I worried if the input img should consist of only single line text, so I conducted 3 other tests, result seems not to meet the expectation: (Test below: I mask the second line) test2 test2_new (Test below: I cut out the second line and simply resize img to (512, 128) ) test3 test3_new (Test below: I cut out the second line and white margin in the first line and resize it to (512, 128) making it not that deformed) test4 test4_new I guess my images is not that hard to recognize text for human.

uhSuiL commented 3 weeks ago

I conducted another test: padding on left, right, top, bottom to keep the size (512, 128), leaving the text image centric and deformed. This is result: test5 test5_new

YuzheZhang-1999 commented 3 weeks ago

Thank you for your interest in this work. There are a few key points that require clarification.

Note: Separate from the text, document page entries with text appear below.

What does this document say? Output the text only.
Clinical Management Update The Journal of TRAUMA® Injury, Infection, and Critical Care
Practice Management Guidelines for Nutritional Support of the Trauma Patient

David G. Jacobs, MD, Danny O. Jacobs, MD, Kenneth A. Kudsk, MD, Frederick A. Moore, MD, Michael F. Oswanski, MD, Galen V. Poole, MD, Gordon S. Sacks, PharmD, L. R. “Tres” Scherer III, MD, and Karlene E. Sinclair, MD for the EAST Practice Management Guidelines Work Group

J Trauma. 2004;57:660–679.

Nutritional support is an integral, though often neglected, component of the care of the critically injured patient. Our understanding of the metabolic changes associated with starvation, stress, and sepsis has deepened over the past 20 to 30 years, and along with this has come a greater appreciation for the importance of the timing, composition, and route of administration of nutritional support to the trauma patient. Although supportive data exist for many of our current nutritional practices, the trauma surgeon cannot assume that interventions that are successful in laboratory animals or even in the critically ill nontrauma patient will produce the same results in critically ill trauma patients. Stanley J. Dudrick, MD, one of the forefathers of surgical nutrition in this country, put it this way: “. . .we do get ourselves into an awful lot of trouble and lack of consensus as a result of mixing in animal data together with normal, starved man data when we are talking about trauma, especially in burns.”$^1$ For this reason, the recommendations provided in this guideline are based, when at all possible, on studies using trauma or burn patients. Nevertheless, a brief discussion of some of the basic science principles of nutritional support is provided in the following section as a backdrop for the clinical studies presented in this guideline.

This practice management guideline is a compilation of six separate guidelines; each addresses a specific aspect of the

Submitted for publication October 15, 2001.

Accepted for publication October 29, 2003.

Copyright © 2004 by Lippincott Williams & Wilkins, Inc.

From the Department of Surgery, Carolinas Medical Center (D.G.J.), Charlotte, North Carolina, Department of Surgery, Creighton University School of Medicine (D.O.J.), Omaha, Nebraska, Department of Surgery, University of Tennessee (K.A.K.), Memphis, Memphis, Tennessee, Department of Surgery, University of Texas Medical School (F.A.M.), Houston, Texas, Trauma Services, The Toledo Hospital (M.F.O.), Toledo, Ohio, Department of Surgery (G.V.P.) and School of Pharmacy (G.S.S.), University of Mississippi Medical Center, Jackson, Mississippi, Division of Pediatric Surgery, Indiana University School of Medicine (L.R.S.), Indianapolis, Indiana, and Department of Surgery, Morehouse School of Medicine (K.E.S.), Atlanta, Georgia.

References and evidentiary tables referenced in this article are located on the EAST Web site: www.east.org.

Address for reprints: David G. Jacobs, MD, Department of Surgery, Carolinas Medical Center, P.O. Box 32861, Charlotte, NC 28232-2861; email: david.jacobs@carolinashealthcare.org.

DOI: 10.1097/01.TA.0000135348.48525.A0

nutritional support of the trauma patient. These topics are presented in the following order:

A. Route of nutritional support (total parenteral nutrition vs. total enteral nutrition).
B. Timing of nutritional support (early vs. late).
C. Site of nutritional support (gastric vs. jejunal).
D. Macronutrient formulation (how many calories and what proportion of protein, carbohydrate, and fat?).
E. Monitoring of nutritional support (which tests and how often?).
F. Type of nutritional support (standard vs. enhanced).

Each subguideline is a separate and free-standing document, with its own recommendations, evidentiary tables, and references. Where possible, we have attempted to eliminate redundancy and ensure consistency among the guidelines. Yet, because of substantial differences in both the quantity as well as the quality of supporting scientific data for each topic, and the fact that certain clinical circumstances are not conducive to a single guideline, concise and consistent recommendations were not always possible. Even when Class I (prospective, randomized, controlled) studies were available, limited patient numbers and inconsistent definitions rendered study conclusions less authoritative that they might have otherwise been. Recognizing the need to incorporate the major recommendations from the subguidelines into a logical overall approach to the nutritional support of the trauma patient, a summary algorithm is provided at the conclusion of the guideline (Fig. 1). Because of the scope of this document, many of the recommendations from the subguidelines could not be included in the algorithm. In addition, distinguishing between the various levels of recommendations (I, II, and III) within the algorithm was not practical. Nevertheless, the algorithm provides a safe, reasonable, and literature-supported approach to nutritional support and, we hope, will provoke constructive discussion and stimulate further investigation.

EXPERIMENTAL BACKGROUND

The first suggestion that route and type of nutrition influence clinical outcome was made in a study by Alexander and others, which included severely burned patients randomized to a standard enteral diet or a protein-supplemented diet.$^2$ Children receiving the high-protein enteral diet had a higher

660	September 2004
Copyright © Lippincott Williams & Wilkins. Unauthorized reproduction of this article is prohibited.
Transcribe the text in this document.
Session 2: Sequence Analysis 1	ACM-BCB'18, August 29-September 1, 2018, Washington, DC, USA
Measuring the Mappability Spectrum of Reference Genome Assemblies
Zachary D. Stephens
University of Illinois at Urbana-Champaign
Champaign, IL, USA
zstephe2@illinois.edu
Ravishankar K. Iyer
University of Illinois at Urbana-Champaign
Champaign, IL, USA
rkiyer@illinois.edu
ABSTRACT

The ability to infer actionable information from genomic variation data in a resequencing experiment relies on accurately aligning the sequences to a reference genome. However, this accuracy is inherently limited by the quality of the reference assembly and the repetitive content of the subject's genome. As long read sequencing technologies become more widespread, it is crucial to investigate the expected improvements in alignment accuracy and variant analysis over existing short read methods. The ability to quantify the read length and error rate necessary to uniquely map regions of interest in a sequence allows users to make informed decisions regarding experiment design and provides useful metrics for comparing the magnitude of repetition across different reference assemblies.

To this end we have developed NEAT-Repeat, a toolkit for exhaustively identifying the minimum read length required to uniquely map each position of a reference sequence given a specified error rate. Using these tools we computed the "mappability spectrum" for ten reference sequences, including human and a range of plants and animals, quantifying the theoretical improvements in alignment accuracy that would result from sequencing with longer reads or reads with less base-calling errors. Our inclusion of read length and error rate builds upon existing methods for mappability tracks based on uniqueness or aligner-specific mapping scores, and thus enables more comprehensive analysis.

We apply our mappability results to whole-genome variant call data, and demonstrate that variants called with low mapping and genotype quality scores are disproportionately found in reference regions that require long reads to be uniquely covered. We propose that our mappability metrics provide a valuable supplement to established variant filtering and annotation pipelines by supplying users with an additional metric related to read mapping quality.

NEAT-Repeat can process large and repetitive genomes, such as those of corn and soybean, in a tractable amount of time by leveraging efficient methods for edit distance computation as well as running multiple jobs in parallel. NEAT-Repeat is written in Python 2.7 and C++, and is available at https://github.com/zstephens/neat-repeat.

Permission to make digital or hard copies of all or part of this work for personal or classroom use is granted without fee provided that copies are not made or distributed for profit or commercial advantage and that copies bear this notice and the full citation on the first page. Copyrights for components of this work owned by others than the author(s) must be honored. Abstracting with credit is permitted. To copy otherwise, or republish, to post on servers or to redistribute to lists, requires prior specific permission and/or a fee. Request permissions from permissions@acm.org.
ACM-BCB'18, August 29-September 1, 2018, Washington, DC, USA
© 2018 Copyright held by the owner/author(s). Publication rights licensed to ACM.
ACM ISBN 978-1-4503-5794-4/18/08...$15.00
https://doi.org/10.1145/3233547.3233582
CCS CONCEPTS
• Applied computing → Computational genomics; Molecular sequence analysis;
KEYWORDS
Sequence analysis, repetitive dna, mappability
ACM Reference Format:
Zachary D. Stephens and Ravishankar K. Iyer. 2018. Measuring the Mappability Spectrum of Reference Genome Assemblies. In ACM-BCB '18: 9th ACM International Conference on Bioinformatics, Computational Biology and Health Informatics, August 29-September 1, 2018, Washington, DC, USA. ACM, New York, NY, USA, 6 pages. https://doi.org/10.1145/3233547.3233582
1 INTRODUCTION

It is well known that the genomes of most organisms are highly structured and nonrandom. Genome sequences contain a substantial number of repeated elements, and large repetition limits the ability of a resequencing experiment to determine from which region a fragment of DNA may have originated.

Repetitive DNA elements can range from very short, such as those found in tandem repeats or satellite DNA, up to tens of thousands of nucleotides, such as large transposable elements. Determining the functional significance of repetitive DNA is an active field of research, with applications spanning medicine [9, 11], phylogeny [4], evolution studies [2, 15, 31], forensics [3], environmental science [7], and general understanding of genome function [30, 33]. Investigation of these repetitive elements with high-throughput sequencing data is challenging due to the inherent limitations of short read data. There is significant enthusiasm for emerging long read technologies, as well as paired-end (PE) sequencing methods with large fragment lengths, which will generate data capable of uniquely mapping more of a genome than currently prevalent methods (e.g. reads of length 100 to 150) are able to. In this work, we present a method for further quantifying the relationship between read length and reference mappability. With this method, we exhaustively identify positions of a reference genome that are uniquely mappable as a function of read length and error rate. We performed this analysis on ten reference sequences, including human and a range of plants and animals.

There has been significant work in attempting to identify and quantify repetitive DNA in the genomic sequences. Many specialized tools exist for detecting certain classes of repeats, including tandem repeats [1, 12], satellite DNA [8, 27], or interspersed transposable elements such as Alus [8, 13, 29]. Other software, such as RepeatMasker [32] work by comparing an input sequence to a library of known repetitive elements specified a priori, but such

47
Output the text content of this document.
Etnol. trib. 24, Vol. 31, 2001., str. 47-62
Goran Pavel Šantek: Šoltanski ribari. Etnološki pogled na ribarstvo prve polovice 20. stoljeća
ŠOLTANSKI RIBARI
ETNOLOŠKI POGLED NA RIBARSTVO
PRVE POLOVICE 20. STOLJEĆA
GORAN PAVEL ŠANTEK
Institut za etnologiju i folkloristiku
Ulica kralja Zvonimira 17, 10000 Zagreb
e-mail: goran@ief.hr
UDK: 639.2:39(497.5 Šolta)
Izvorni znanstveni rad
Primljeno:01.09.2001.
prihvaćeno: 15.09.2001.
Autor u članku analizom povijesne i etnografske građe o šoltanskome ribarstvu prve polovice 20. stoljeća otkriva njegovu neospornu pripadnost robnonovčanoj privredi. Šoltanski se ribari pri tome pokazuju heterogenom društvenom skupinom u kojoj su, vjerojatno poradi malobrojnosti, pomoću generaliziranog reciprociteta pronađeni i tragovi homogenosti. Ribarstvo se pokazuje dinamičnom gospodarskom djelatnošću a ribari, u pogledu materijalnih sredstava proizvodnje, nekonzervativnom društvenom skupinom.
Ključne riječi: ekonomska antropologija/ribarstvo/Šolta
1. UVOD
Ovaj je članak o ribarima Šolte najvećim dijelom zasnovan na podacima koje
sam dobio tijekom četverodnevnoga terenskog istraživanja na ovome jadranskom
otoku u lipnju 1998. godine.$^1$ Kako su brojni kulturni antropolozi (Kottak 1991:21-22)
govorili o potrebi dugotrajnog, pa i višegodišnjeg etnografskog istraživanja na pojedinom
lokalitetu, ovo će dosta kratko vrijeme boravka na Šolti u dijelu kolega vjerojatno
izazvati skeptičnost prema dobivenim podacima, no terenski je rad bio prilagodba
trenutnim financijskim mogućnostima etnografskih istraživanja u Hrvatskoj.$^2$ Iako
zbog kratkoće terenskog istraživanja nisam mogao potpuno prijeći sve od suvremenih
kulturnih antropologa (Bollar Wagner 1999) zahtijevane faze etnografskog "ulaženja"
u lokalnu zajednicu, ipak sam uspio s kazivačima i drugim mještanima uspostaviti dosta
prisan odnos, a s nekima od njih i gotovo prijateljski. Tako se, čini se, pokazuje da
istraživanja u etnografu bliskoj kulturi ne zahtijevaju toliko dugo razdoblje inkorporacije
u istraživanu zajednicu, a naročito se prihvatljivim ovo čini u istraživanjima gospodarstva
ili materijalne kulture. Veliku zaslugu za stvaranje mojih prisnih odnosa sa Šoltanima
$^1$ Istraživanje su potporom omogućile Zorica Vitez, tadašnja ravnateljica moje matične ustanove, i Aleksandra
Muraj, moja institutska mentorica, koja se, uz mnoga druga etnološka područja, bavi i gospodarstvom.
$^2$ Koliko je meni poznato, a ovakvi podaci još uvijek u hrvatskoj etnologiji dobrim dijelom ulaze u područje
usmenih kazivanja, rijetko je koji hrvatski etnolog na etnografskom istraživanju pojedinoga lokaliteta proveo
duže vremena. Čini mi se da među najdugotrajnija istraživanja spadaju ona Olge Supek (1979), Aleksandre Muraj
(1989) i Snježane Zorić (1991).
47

First, this project is currently only applicable to single-line text images, with the input size limited to patches of 128x512, and the number of text characters is no more than 24. Therefore, for other images containing text patches, you should first detect the text line image from the original image using a text detection method like PaddleOCR, then crop and resize the patches to 128x512 and input them into the DiffTSR model.

Second, the text area in the cropped image should occupy the center. Usually, the text patches detected by the text detection model meet this condition. Additionally, the DiffTSR model is robust to text deformation.

Third, the DiffTSR model focuses on scene text images. We have not fully tested its performance in other scenarios, but it can be easily adapted for other scenarios with fine-tuning.

For more details, please refer to the main manuscript and the supplementary materials. Thanks for your interest, and we are also working on developing methods that are more adaptable.

uhSuiL commented 3 weeks ago

Thanks for your reply and appreciate your work.

I'm going to check your paper again and follow your proposal soon afterwards to see whether the model actually works or not in my case. Please keep this issue open, I think I could post my feedback here.